Chciałam powiedzieć, że żyjemy. Weekend minął przyjemnie aczkolwiek bardzo szybko. W sobotę mieliśmy gości a wczoraj trochę zakupowo później my w gościsach. Wszyscy zdrowi jesteśmy :-) Tymek coraz bardziej robi się mobilny. Tzn. przemieszcza się na leżąco na podłodze. Obroty opanowował do perfekcji. Humorek jemu dopisuje, dużo się uśmiecha i z jedzeniem też nie ma problemu. Także jest fajnie. Miki w żłobku. Mam dziś dużo pracy. W ogóle tydzień zapowiada się bardzo intensywny.
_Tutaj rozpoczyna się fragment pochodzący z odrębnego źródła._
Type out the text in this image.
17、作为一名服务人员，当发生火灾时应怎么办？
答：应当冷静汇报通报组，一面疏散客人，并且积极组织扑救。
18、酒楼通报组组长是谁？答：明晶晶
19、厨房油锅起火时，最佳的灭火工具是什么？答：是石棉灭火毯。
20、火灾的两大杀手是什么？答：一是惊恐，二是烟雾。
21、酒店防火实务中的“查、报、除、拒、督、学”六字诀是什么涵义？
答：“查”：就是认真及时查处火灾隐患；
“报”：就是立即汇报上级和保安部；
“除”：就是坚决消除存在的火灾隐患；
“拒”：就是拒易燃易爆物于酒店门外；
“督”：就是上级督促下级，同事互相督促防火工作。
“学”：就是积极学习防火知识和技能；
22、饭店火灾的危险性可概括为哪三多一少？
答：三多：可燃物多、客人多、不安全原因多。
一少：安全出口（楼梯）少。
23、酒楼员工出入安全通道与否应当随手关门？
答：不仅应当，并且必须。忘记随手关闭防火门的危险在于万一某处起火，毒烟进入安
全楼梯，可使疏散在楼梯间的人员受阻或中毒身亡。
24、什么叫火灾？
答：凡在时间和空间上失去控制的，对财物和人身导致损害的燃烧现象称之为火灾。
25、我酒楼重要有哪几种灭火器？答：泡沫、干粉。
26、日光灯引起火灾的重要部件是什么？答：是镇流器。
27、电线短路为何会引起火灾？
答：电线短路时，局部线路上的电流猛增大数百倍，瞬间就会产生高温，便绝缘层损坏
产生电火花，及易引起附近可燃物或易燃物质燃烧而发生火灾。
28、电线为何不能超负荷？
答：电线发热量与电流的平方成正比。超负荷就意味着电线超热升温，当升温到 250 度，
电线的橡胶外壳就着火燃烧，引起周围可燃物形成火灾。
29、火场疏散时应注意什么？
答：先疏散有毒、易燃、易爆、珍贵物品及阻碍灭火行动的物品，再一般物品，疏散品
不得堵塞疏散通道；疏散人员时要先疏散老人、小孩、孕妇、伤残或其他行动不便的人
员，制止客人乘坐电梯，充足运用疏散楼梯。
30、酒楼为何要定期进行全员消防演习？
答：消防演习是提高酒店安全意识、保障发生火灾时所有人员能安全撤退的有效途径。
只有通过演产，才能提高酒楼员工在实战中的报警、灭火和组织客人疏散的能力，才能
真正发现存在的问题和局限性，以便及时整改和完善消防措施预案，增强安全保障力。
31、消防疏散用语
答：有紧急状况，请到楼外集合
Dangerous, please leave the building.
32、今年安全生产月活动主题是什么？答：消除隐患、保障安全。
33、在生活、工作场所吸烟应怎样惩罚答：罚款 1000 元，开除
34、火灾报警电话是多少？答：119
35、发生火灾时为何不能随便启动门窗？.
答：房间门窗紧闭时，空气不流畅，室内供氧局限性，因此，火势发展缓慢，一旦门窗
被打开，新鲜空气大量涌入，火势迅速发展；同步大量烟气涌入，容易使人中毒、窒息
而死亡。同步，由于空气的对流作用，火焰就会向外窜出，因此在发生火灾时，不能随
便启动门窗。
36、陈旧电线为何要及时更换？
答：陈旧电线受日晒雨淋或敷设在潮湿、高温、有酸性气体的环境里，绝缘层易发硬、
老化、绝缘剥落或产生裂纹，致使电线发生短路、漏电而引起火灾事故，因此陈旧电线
Ząbkującym dzieciaczkom życzę szybkiego wyklucia się ząbków aby bidulki nie męczyły się długo. Odpukać moje dzieci bezobjawowo przechodziły ząbkowanie. Tymek póki co ma 2, także zobaczymy dalej. Jak czytam o Waszych dzieciaczkach to naprawdę nieciekawie. Kciuki zaciśnięte!!!
Życzyę miłego dnia :tak::tak:;-)!!!!